Knowing the type of hydrangea has to do with the first excess: "too much cold". If you are growing a hydrangea that blooms on old wood, that plant forms next year's flower buds on this years branches in late summer and fall. If the winter is particularly cold, those flower buds may be killed. Added winter protection may help keep the flower buds alive.
My hydrangea is a Bigleaf Hydrangea called 'Endless Summer'. It will bloom on both new and old wood. It is also planted in a protected area near my house. So too much cold shouldn't affect its ability to bloom.
Hydrangeas are generally considered to be an understory plant, thriving in partial shade. They do need some sun in order to flower well. Morning sun and afternoon shade is ideal for many hydrangeas. Too much shade can decrease flowering or inhibit it altogether. My hydrangea is on the north side of the house, and it gets morning sun and is shaded most of the afternoon. Too much shade doesn't seem like the likely cause of its refusal to flower.
Excessive nitrogen fertilizer application can be a problem for any flowering plant, not just hydrangeas. Nitrogen promotes growth of leaves rather than flowers. I hadn't applied any fertilizers while my hydrangea was refusing to flower.
This left me puzzled. According to the sources I had consulted, there was no clear reason my hydrangea wouldn't flower. So like a lot of gardeners and Cubs fans, I decided to "wait 'till next year".

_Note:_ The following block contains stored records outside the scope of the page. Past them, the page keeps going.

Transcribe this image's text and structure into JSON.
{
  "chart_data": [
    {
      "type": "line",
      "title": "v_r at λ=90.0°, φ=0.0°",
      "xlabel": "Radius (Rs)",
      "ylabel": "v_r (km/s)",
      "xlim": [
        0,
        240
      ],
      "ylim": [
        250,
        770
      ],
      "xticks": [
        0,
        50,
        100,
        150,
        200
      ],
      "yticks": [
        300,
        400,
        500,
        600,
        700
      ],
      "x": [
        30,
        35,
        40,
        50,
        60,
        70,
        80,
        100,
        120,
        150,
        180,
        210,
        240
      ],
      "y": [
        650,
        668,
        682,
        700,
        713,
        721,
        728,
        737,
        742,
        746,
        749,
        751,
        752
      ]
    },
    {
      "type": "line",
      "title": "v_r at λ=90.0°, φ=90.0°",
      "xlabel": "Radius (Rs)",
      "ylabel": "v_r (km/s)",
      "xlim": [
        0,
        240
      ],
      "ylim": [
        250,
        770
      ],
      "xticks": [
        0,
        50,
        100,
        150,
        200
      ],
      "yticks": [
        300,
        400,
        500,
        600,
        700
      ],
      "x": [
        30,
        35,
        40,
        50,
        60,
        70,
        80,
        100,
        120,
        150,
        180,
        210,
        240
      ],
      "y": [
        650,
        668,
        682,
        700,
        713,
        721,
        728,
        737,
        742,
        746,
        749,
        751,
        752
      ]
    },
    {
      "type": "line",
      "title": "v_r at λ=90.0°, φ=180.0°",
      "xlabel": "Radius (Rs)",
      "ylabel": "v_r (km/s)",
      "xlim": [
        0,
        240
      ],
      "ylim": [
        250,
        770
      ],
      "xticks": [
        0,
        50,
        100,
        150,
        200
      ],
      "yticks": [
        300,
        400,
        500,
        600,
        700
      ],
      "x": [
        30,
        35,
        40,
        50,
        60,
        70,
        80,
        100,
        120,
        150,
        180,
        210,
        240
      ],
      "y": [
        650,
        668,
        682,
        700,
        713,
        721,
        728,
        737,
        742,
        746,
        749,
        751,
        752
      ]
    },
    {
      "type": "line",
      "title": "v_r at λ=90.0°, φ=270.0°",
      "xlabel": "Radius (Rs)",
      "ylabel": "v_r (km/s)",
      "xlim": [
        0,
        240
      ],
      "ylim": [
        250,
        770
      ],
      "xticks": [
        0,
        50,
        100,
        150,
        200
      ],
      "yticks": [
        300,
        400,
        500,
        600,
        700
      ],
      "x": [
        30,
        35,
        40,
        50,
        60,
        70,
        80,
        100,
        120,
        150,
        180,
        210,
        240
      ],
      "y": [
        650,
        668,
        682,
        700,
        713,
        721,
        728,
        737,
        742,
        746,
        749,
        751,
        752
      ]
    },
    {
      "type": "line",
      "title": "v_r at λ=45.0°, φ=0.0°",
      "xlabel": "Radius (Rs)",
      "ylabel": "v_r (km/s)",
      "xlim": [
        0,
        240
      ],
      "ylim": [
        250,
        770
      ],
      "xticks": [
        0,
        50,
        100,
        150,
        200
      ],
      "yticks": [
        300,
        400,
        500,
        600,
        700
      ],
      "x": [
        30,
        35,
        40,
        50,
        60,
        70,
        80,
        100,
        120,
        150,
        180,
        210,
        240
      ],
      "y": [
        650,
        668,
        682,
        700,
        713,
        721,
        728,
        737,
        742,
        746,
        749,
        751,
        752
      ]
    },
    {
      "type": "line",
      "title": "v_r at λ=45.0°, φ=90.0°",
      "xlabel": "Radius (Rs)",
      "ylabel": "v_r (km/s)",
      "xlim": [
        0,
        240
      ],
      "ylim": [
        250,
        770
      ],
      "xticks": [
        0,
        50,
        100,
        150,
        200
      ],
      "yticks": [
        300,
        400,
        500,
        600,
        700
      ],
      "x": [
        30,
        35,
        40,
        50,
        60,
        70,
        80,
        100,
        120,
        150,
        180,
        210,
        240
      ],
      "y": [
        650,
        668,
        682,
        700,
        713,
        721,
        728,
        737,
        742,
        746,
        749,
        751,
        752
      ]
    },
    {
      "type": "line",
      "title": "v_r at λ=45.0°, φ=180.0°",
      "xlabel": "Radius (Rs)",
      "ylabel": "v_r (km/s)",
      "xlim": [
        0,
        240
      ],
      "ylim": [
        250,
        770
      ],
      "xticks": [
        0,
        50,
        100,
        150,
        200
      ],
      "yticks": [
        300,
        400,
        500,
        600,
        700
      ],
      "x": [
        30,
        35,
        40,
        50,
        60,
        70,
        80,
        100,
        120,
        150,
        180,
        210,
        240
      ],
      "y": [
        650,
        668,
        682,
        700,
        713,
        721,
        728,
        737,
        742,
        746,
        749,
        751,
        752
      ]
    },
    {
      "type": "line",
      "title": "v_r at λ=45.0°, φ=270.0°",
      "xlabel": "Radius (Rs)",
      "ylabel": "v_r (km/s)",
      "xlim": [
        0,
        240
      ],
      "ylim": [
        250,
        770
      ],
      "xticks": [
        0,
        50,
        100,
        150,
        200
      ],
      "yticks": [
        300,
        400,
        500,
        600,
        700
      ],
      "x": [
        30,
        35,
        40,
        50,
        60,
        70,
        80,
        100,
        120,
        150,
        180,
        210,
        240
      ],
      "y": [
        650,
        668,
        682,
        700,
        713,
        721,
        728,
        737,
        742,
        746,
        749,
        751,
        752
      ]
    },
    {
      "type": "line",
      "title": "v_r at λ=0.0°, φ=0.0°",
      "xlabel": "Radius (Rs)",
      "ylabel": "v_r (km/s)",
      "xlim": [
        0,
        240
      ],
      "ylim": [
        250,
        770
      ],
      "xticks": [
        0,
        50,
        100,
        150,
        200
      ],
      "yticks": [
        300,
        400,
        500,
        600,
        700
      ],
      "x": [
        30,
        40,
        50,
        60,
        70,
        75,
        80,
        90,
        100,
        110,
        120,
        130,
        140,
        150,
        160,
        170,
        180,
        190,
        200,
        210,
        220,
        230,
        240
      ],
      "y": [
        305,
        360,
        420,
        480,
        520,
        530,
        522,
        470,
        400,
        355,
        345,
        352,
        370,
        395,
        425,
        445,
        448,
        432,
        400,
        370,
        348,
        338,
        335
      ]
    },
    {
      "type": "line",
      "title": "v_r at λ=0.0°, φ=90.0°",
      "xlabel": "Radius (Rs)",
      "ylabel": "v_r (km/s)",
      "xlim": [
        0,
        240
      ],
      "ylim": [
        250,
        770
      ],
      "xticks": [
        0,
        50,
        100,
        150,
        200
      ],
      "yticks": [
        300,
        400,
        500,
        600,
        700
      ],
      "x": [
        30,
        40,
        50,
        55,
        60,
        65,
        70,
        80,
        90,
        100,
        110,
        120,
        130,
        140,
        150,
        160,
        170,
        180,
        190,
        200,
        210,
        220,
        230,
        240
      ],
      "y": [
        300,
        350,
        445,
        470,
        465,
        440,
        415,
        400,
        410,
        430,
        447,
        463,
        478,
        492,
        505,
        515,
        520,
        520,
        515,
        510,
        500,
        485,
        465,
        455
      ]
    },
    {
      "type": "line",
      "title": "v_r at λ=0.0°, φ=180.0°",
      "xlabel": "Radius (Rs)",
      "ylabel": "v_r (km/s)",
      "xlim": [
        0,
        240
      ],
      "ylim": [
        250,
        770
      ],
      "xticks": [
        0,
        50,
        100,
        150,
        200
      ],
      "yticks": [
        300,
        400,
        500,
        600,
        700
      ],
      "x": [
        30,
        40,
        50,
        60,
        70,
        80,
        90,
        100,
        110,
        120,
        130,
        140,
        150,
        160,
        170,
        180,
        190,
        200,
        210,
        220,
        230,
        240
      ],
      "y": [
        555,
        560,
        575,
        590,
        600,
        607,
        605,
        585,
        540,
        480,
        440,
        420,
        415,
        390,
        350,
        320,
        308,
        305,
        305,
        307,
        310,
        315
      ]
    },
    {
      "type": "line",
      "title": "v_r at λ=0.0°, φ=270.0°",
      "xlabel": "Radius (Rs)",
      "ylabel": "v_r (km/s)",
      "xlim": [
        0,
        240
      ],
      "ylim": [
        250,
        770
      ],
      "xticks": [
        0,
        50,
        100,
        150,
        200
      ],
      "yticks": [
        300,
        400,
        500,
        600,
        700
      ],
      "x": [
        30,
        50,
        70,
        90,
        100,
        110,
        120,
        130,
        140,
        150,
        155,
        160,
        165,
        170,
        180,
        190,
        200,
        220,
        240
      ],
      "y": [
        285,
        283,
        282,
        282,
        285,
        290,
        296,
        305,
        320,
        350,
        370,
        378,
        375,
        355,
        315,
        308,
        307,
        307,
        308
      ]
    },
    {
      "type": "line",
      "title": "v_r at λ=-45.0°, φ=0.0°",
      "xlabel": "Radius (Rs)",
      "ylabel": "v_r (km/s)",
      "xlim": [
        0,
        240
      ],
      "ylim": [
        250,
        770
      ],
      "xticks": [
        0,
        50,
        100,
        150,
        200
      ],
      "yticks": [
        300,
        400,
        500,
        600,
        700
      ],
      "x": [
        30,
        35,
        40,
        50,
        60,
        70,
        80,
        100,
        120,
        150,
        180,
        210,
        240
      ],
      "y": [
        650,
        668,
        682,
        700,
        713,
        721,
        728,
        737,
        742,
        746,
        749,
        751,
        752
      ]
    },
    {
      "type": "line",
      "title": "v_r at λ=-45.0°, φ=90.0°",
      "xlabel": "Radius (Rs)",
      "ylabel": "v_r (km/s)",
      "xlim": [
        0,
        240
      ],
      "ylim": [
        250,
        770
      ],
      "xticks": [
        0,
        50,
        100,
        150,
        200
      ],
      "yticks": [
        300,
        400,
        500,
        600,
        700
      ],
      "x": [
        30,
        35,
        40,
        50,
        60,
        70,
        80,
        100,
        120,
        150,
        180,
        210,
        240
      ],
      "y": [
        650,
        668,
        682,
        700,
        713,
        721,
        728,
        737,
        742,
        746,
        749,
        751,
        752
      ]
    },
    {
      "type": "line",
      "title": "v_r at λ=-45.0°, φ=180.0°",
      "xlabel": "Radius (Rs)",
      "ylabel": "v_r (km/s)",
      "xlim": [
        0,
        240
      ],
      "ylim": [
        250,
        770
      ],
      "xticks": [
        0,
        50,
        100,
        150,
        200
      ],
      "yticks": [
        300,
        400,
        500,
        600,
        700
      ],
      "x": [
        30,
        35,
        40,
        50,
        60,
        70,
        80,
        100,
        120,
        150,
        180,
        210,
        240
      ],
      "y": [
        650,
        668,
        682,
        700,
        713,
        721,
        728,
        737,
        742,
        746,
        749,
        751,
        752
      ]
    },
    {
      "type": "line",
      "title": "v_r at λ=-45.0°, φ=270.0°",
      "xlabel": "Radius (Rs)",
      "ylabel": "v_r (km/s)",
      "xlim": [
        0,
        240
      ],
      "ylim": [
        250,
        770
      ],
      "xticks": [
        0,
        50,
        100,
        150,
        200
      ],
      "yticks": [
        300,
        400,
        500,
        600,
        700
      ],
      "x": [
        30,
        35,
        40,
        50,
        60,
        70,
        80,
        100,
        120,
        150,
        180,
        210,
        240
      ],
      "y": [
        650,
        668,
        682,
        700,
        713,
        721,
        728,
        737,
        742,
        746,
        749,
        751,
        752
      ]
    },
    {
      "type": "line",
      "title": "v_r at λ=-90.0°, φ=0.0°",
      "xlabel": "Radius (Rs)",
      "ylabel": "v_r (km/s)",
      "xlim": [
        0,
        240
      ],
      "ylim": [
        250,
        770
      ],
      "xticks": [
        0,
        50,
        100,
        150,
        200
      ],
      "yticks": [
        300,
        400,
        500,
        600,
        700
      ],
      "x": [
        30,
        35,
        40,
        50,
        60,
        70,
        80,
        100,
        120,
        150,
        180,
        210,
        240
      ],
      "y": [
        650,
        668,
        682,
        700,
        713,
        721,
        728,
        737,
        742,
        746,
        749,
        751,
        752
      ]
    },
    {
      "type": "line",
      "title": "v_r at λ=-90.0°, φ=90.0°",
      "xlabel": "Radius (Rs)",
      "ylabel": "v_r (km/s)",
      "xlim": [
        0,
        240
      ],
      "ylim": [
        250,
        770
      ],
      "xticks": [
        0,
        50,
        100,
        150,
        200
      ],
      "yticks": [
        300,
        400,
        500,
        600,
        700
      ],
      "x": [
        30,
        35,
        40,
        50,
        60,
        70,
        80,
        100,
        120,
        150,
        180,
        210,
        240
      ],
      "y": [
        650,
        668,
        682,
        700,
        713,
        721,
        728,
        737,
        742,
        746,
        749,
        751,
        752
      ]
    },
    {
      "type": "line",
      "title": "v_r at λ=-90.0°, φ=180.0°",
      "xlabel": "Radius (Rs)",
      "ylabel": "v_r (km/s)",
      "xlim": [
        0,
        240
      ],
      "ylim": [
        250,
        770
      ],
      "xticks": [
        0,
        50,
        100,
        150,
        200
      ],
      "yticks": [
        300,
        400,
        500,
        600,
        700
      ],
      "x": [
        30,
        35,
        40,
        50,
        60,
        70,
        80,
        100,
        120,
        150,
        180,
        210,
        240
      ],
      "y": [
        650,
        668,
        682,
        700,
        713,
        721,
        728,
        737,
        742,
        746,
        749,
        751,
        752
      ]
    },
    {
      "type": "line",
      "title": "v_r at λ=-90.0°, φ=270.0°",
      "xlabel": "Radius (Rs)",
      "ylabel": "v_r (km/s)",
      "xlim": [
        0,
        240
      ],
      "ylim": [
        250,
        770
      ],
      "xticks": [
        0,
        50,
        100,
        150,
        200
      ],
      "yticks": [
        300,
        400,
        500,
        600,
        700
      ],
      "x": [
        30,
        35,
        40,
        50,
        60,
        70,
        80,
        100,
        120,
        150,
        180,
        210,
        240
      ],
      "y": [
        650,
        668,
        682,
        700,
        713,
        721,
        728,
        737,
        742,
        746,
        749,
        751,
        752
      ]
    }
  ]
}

The year after I planted my hydrangea, it had absolutely no flowers. Not even one. I waited again. The next year I had one small cluster of flowers. A small victory. This year, my hydrangea is loaded with flowers-- some of the branches look like they will break.
My opinion is that given proper temperatures, sun exposure, and nutrients, a hydrangea that refuses to flower just needs time. That's a hard point to swallow in our hectic society, but Mother Nature just may have some lessons to teach us if we take time to listen.